Confirm the layer’s contract by asserting on both branches: a clean invoice returns Accepted with the right ruleset stamp, and each defect class returns Quarantined with the specific rule that should have fired — not merely “some error.” Assert on payload contents so a future refactor cannot quietly change which rule caught a defect.

import io
from decimal import Decimal

RS = RULESETS["v2"]


def _clean_raw() -> dict:
    return {
        "invoice_id": "INV-001",
        "vendor_name": "Acme Facilities",
        "invoice_date": "2026-01-15",
        "property_id": "PROP-42",
        "total_amount": "1075.50",
        "line_items": [
            {"description": "HVAC", "gl_code": "5100-HVAC", "amount": "900.00", "tax_amount": "75.50"},
            {"description": "Sweep", "gl_code": "5200-LOT", "amount": "100.00"},
        ],
    }


def test_clean_invoice_is_accepted_and_stamped() -> None:
    outcome = validate_invoice(_clean_raw(), RS, source_hash="sha256:abc")
    assert isinstance(outcome, Accepted)
    assert outcome.ruleset_version == "v2"
    assert outcome.invoice.total_amount == Decimal("1075.50")

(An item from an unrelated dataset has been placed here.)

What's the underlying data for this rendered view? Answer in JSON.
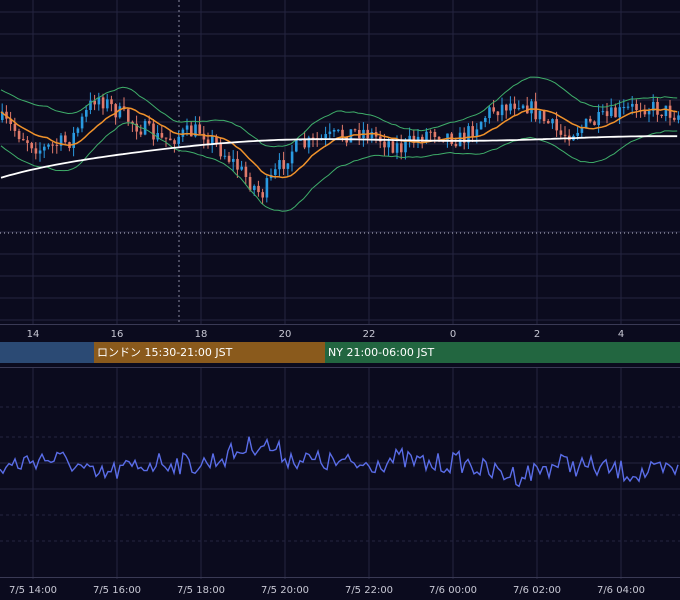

def test_transposed_total_quarantines_on_schema_rule() -> None:
    raw = _clean_raw()
    raw["total_amount"] = "1750.50"  # digits transposed from 1075.50
    outcome = validate_invoice(raw, RS, source_hash="sha256:def")
    assert isinstance(outcome, Quarantined)
    assert any(e.rule == "schema" for e in outcome.errors)
    assert outcome.source_hash == "sha256:def"  # provenance preserved on reject


def test_large_repair_quarantines_on_lease_logic() -> None:
    raw = _clean_raw()
    raw["line_items"] = [{"description": "Roof", "gl_code": "5300-ROOF",
                          "amount": "12000.00", "tax_amount": "0.00"}]
    raw["total_amount"] = "12000.00"
    outcome = validate_invoice(raw, RS, source_hash="sha256:ghi")
    assert isinstance(outcome, Quarantined)
    assert any("cap-ex" in e.message for e in outcome.errors if e.rule == "lease_logic")

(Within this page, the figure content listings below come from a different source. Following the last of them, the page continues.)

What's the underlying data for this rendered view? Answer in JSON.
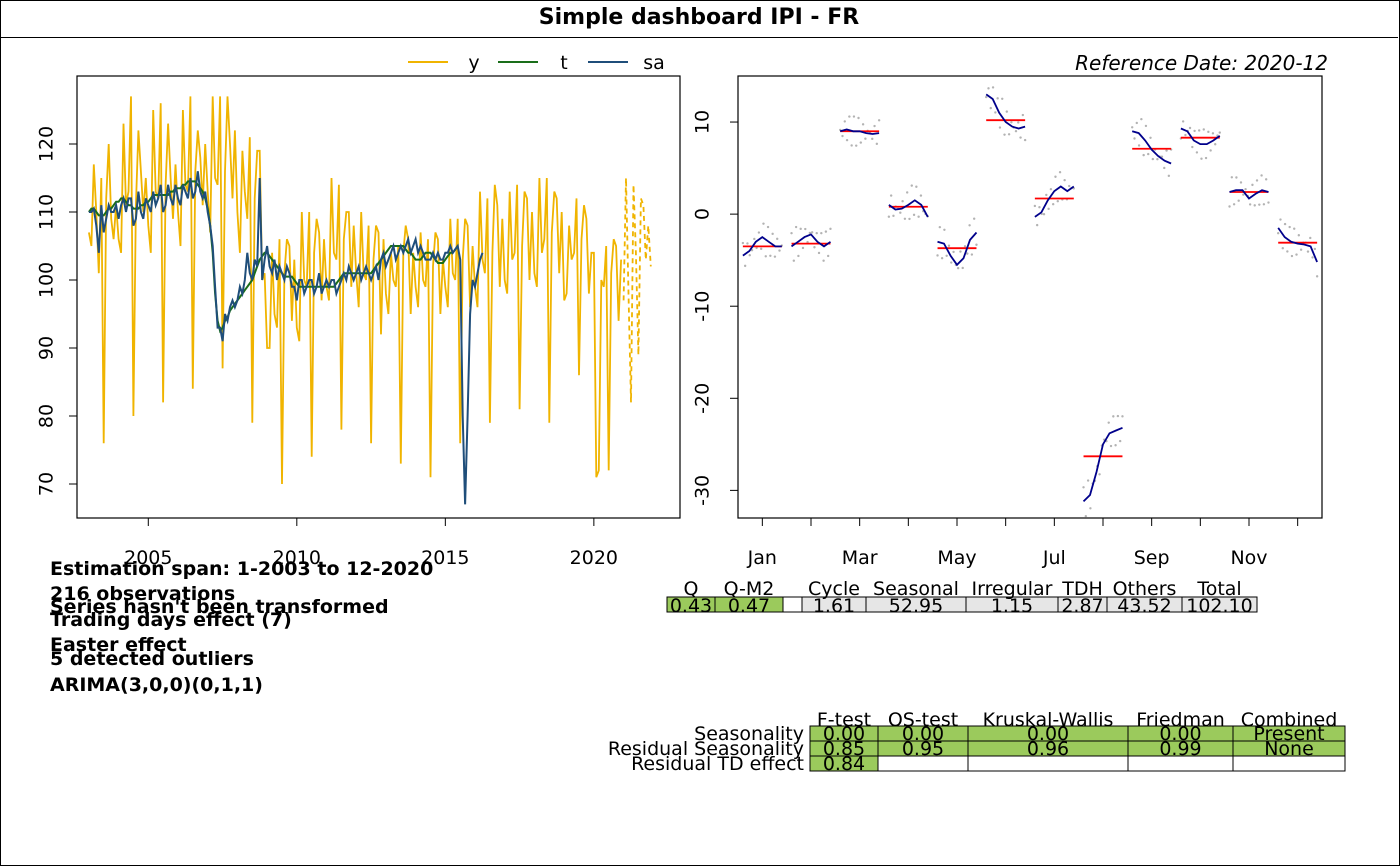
{
  "title": "Simple dashboard IPI - FR",
  "reference_date": "Reference Date: 2020-12",
  "colors": {
    "y": "#f0b400",
    "t": "#1a6e1a",
    "sa": "#1f4e7a",
    "green_cell": "#9bca5c",
    "grey_cell": "#e6e6e6",
    "seasonal_curve": "#00008b",
    "mean_line": "#ff0000",
    "points": "#b3b3b3"
  },
  "info": {
    "estimation_span": "Estimation span: 1-2003 to 12-2020",
    "observations": "216 observations",
    "transform": "Series hasn't been transformed",
    "trading_days": "Trading days effect (7)",
    "easter": "Easter effect",
    "outliers": "5 detected outliers",
    "arima": "ARIMA(3,0,0)(0,1,1)"
  },
  "variance_table": {
    "headers": [
      "Q",
      "Q-M2",
      "",
      "Cycle",
      "Seasonal",
      "Irregular",
      "TDH",
      "Others",
      "Total"
    ],
    "values": [
      "0.43",
      "0.47",
      "",
      "1.61",
      "52.95",
      "1.15",
      "2.87",
      "43.52",
      "102.10"
    ]
  },
  "tests_table": {
    "headers": [
      "F-test",
      "QS-test",
      "Kruskal-Wallis",
      "Friedman",
      "Combined"
    ],
    "rows": [
      {
        "label": "Seasonality",
        "values": [
          "0.00",
          "0.00",
          "0.00",
          "0.00",
          "Present"
        ]
      },
      {
        "label": "Residual Seasonality",
        "values": [
          "0.85",
          "0.95",
          "0.96",
          "0.99",
          "None"
        ]
      },
      {
        "label": "Residual TD effect",
        "values": [
          "0.84",
          "",
          "",
          "",
          ""
        ]
      }
    ]
  },
  "chart_data": [
    {
      "type": "line",
      "legend": [
        "y",
        "t",
        "sa"
      ],
      "legend_position": "top",
      "xlim": [
        2002.6,
        2022.9
      ],
      "ylim": [
        65,
        130
      ],
      "x_ticks": [
        2005,
        2010,
        2015,
        2020
      ],
      "y_ticks": [
        70,
        80,
        90,
        100,
        110,
        120
      ],
      "x_start": 2003.0,
      "series": [
        {
          "name": "y",
          "values": [
            107,
            105,
            117,
            110,
            101,
            115,
            76,
            112,
            120,
            109,
            106,
            111,
            106,
            104,
            123,
            111,
            113,
            127,
            80,
            111,
            122,
            116,
            110,
            115,
            108,
            104,
            125,
            113,
            112,
            126,
            82,
            114,
            123,
            115,
            109,
            117,
            110,
            105,
            125,
            114,
            113,
            127,
            84,
            116,
            122,
            118,
            111,
            120,
            113,
            107,
            127,
            115,
            114,
            127,
            87,
            116,
            127,
            120,
            112,
            122,
            110,
            104,
            119,
            113,
            109,
            121,
            79,
            112,
            119,
            119,
            100,
            101,
            90,
            90,
            104,
            95,
            93,
            106,
            70,
            101,
            106,
            105,
            94,
            103,
            93,
            91,
            110,
            100,
            99,
            110,
            74,
            104,
            109,
            107,
            97,
            106,
            99,
            97,
            115,
            104,
            103,
            114,
            78,
            106,
            110,
            110,
            99,
            108,
            101,
            96,
            110,
            101,
            100,
            108,
            76,
            103,
            108,
            107,
            92,
            106,
            98,
            95,
            104,
            100,
            99,
            105,
            73,
            104,
            108,
            106,
            95,
            104,
            99,
            96,
            107,
            100,
            99,
            106,
            71,
            102,
            107,
            106,
            95,
            103,
            99,
            96,
            109,
            101,
            100,
            109,
            76,
            103,
            109,
            108,
            96,
            105,
            99,
            96,
            113,
            103,
            101,
            112,
            79,
            104,
            114,
            111,
            99,
            109,
            100,
            98,
            113,
            103,
            104,
            114,
            81,
            105,
            113,
            112,
            100,
            110,
            101,
            99,
            115,
            104,
            106,
            115,
            79,
            107,
            113,
            112,
            101,
            110,
            97,
            98,
            108,
            103,
            104,
            112,
            86,
            106,
            111,
            109,
            98,
            104,
            104,
            71,
            72,
            100,
            99,
            105,
            72,
            101,
            106,
            105,
            94,
            103
          ]
        },
        {
          "name": "t",
          "values": [
            110,
            110.5,
            110.5,
            110,
            109.5,
            109.5,
            109.5,
            110,
            110.5,
            110.5,
            111,
            111.5,
            111.5,
            112,
            112,
            111.5,
            111,
            111,
            110.5,
            110.5,
            110.5,
            111,
            111,
            111.5,
            111.5,
            112,
            112.5,
            112.5,
            112.5,
            112.5,
            112.5,
            112.5,
            112.5,
            113,
            113,
            113.5,
            113.5,
            113.5,
            114,
            114,
            114.5,
            114.5,
            114.5,
            114.5,
            114,
            113.5,
            113,
            112,
            110.5,
            108,
            104,
            98,
            94,
            92.5,
            93,
            94,
            94.5,
            95.5,
            96,
            96.5,
            97,
            97.5,
            98,
            98.5,
            99,
            99.5,
            100,
            101,
            102,
            103,
            103.5,
            104,
            104,
            103.5,
            103,
            102.5,
            102,
            101.5,
            101,
            100.5,
            100.5,
            100.5,
            100.5,
            100,
            99.5,
            99,
            99,
            99,
            99,
            99,
            99,
            99,
            99,
            99,
            99,
            99,
            99,
            99,
            99,
            99,
            99.5,
            100,
            100.5,
            101,
            101,
            101,
            101,
            101,
            101,
            101,
            101,
            101,
            101,
            101,
            101,
            101.5,
            102,
            102.5,
            103,
            103.5,
            104,
            104.5,
            105,
            105,
            105,
            105,
            105,
            105,
            104.5,
            104,
            104,
            103.5,
            103,
            103,
            103,
            103.5,
            104,
            104,
            104,
            103.5,
            103,
            102.5,
            102.5,
            102.5,
            103,
            103.5,
            104,
            104,
            104.5,
            105
          ]
        },
        {
          "name": "sa",
          "values": [
            110,
            110,
            110.5,
            108,
            104,
            111,
            107,
            109,
            111,
            110,
            110,
            111,
            109,
            111,
            112,
            110,
            112,
            112,
            108,
            109,
            113,
            110,
            109,
            112,
            111,
            110,
            113,
            111,
            112,
            114,
            110,
            111,
            114,
            112,
            111,
            114,
            112,
            111,
            114,
            113,
            112,
            115,
            112,
            113,
            116,
            113,
            112,
            113,
            110,
            108,
            105,
            99,
            93,
            93,
            91,
            95,
            94,
            96,
            97,
            96,
            97,
            99,
            98,
            100,
            104,
            101,
            100,
            103,
            102,
            115,
            100,
            103,
            105,
            102,
            101,
            103,
            100,
            102,
            101,
            100,
            102,
            101,
            99,
            99,
            97,
            100,
            100,
            98,
            99,
            100,
            100,
            98,
            99,
            101,
            98,
            99,
            100,
            99,
            100,
            100,
            98,
            99,
            100,
            101,
            100,
            102,
            101,
            100,
            101,
            102,
            100,
            101,
            102,
            101,
            100,
            101,
            102,
            100,
            103,
            104,
            102,
            103,
            104,
            105,
            103,
            104,
            105,
            104,
            105,
            106,
            104,
            105,
            106,
            104,
            105,
            104,
            103,
            103,
            103,
            104,
            103,
            104,
            103,
            103,
            104,
            104,
            105,
            104,
            104.5,
            105,
            103,
            80,
            67,
            80,
            95,
            100,
            99,
            101,
            103,
            104
          ]
        },
        {
          "name": "y (forecast)",
          "dashed": true,
          "x_start": 2021.0,
          "values": [
            97,
            115,
            98,
            82,
            114,
            104,
            89,
            112,
            111,
            103,
            108,
            102
          ]
        }
      ]
    },
    {
      "type": "line",
      "subtype": "seasonal-irregular by month",
      "xlim": [
        0.5,
        12.5
      ],
      "ylim": [
        -33,
        15
      ],
      "x_tick_labels": [
        "Jan",
        "Mar",
        "May",
        "Jul",
        "Sep",
        "Nov"
      ],
      "x_tick_positions": [
        2,
        4,
        6,
        8,
        10,
        12
      ],
      "y_ticks": [
        10,
        0,
        -10,
        -20,
        -30
      ],
      "months": [
        {
          "mean": -3.5,
          "curve": [
            -4.5,
            -4,
            -3,
            -2.5,
            -3,
            -3.5,
            -3.5
          ]
        },
        {
          "mean": -3.2,
          "curve": [
            -3.5,
            -3,
            -2.5,
            -2.2,
            -3,
            -3.5,
            -3
          ]
        },
        {
          "mean": 9.0,
          "curve": [
            9,
            9.2,
            9,
            9,
            8.8,
            8.7,
            8.8
          ]
        },
        {
          "mean": 0.8,
          "curve": [
            1,
            0.5,
            0.6,
            1,
            1.5,
            1,
            -0.3
          ]
        },
        {
          "mean": -3.7,
          "curve": [
            -3,
            -3.2,
            -4.5,
            -5.5,
            -4.8,
            -2.8,
            -2
          ]
        },
        {
          "mean": 10.2,
          "curve": [
            13,
            12.5,
            11,
            10,
            9.5,
            9.3,
            9.5
          ]
        },
        {
          "mean": 1.7,
          "curve": [
            -0.3,
            0.2,
            1.5,
            2.5,
            3,
            2.5,
            3
          ]
        },
        {
          "mean": -26.3,
          "curve": [
            -31.2,
            -30.5,
            -28,
            -25,
            -23.8,
            -23.5,
            -23.2
          ]
        },
        {
          "mean": 7.1,
          "curve": [
            9,
            8.8,
            8,
            7,
            6.3,
            5.8,
            5.5
          ]
        },
        {
          "mean": 8.3,
          "curve": [
            9.3,
            9,
            8,
            7.6,
            7.6,
            8,
            8.5
          ]
        },
        {
          "mean": 2.4,
          "curve": [
            2.4,
            2.6,
            2.6,
            1.7,
            2.2,
            2.6,
            2.4
          ]
        },
        {
          "mean": -3.1,
          "curve": [
            -1.5,
            -2.5,
            -3,
            -3.2,
            -3.3,
            -3.5,
            -5.2
          ]
        }
      ]
    }
  ]
}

def test_batch_routes_accepts_out_and_rejects_to_sink() -> None:
    sink = io.StringIO()
    good = (_clean_raw(), "sha256:1")
    bad_raw = _clean_raw()
    bad_raw["total_amount"] = "9999.99"
    bad = (bad_raw, "sha256:2")
    accepted = list(validate_batch([good, bad], RS, sink))
    assert len(accepted) == 1                      # only the clean record flows on
    assert "sha256:2" in sink.getvalue()           # the reject was persisted
    assert '"rule": "schema"' in sink.getvalue()   # with its structured reason

The batch test is the one that matters most: it proves the layer routes rather than raises — the clean record reaches the downstream mapper while the broken one is persisted with a machine-readable reason and never blocks the invoice beside it. Extend it with property-based tests that generate random line-item sets, compute the true total in Decimal, and assert the reconciling invoice always accepts while a total perturbed by more than a cent always quarantines on the schema rule.

Once the layer is green, its accepted output flows on to GL code mapping for CAM expenses with a guarantee the mapper can rely on, and the whole design belongs to schema validation for parsed expense data; if your rejections cluster around one vendor’s scanned statements, the fix usually lives upstream in handling multi-page commercial invoices in Python.